Another regional leader, Maurizio Fugatti, said 14 people were still missing as of Monday afternoon: 10 Italians, three from the Czech Republic and one from Austria. “We were contacted by families because these people did not return home,” said Fugatti from the alpine region of Trentino-Alto Adige.

In the parking lot on the mountain, four cars remained whose occupants had not been traced: two cars had license plates from the Czech Republic, one from Germany and the fourth from Hungary.

Fugatti raised the possibility that there are people whose families do not know their status, as they could be on vacation and only contact relatives at the end of the vacation.

At least three of the dead were Italian, authorities said. Italian news reports said one of the deceased was from the Czech Republic, which is better known in English as the Czech Republic.

Authorities on Sunday said nine people were injured, but officials at a Monday news conference in the resort town of Canazei said there were eight people, including two hospitalized in what they described as a “delicate” and serious condition.
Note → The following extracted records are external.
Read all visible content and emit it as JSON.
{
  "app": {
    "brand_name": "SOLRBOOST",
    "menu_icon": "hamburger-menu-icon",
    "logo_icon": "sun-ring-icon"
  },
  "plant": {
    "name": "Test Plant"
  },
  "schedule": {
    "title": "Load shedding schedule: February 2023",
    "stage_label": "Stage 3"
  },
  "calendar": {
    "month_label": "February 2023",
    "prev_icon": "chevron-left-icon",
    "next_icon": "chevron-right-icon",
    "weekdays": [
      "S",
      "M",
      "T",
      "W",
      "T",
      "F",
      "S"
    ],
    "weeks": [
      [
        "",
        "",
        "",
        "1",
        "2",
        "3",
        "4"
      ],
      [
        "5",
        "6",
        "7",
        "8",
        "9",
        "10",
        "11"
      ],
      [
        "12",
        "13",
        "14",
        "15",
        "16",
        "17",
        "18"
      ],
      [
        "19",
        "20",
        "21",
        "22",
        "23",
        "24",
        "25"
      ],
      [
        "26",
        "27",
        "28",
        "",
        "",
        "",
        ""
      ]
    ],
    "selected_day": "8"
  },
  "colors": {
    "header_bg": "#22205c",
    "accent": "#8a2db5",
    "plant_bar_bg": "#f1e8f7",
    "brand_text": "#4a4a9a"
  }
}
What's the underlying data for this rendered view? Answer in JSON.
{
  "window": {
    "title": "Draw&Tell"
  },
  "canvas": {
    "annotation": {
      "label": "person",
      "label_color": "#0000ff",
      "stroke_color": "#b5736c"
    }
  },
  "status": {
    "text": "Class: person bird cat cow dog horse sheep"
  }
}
Zaia said that among those hospitalized were two Germans and a 40-year-old patient yet to be identified.

The avalanche broke out with a bang as dozens of hikers were out hiking, including some tied up with ropes.

Italian Prime Minister Mario Draghi, flanking officials after meeting relatives of some of the dead, expressed “the most sincere, affectionate and heartfelt closeness” to the families.

Looking somber, he demanded that measures be taken so that such a tragedy does not happen again. “This is a drama that certainly has some unpredictability,” Draghi said, echoing several experts who said an avalanche triggered by a glacial break could not be forecast.

But what happened “certainly depends on the environmental deterioration and the climatic situation,” the prime minister said.

The Marmolada Glacier has been shrinking for decades, and scientists at the government research center CNR have said it will be gone in 25 to 30 years.

“Today, Italy gathers closely” around the affected families, Draghi said. “The government must reflect on what happened and take measures, so that what happens has little or no chance of being repeated.”

The calved portion of the glacier was huge, estimated to be 200 meters (yards) wide, 80 meters high and 60 meters deep. Zaia compared the avalanche to a “block of ice (the size) of an apartment building with debris and cyclopean masses of rock.”

“I can’t say anything other than the facts, and the facts tell us that high temperatures don’t favor these situations,” Zaia told reporters.

Italy is in the midst of a weeks-long heat wave, and alpine rescuers said the temperature at the glacier’s altitude last week exceeded 10 C (50 F) when it normally should be below freezing in this time of year.

Drones were being used to help search for any of the missing and check security, but even they had to stop operating when thunderstorms hit the area in the late morning.

It was not immediately known what caused a pinnacle of the glacier to break off and thunder down the slope at a speed estimated by experts to be around 300 kph (nearly 200 mph).

But high temperatures were widely cited as a likely factor.

Jacopo Gabrieli, a polar sciences researcher at Italy’s state research center CNR, noted that the long heat wave, which lasted from May to June, was the hottest in northern Italy in that period for almost 20 years.

“It is absolutely an anomaly,” Gabrieli said in an interview on Italian state television on Monday. Like other experts, he said it would have been impossible to predict when or if a serac, a pinnacle of a glacier ledge, might break off, as it did on Sunday.

Operators of rustic lodges along the mountainside said temperatures at the 6,600-foot (2,000-meter) level recently reached 75 F (24 C), unheard of in a place where hikers go in the summer to cool off. .

The glacier, in the Marmolada mountain range, is the largest of the Dolomite mountains in northeastern Italy. People ski on it in winter. But the glacier has been melting rapidly in recent decades, and much of its volume has disappeared.

The Mediterranean basin, which includes southern European countries such as Italy, has been identified by UN experts as a “climate change hotspot”, prone to heat waves and water shortages, among other consequences.

Pope Francis, who has made caring for the planet a priority of his papacy, tweeted an invitation to pray for the avalanche victims and their families.

“The tragedies we are experiencing with climate change must push us to urgently seek new ways that are respectful of people and nature,” Francis wrote.